Beijing Gold medallist Cameron Leslie, a West Auckland local, training at WestWave. is in the swimming line-up announced by Paralympics New Zealand. The 8 strong team is more than double that of Beijing and Cameron told a British High Commission interviewer in May that he’s looking forward to the larger, but still intimate, squad.


Outsiders can only imagine the sense of camaraderie existing between team-mates at this level, especially when, as Cameron pointed out, disability may preclude team sports in childhood. 


Another New Zealand Paralympian, Timothy Prendergast, is up for election to one of six posts on the Athletes Council, the collective voice of Paralympic athletes within the International Paralympic Committee and the Paralympic Movement.

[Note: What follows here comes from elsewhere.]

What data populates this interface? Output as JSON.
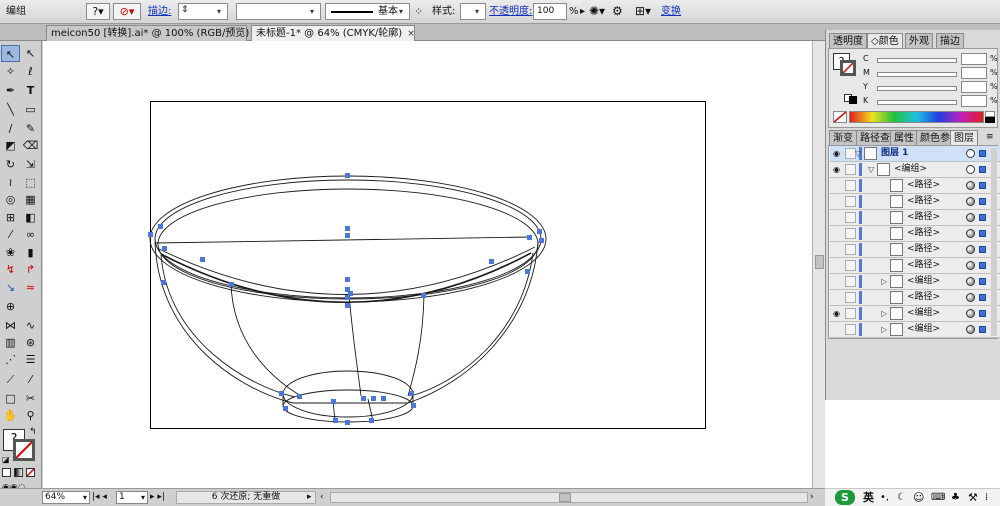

Team spirit and representation among disabled people may be a talking point this summer in the UK where French multinational  “Atos” have been contracted in to test eligibility for disability benefits. Medicalized testing and withdrawal of benefits accompanies reports of further hardship and public disability abuse, according to NZ disability activist Chris J. Ford, of Dunedin University, who noted cases of “disabled and mentally ill people committing suicide”. 


With the current National Government’s tendency to imitate right-wing UK policies, disabled people in New Zealand need strong representatives and ambassadors as never before.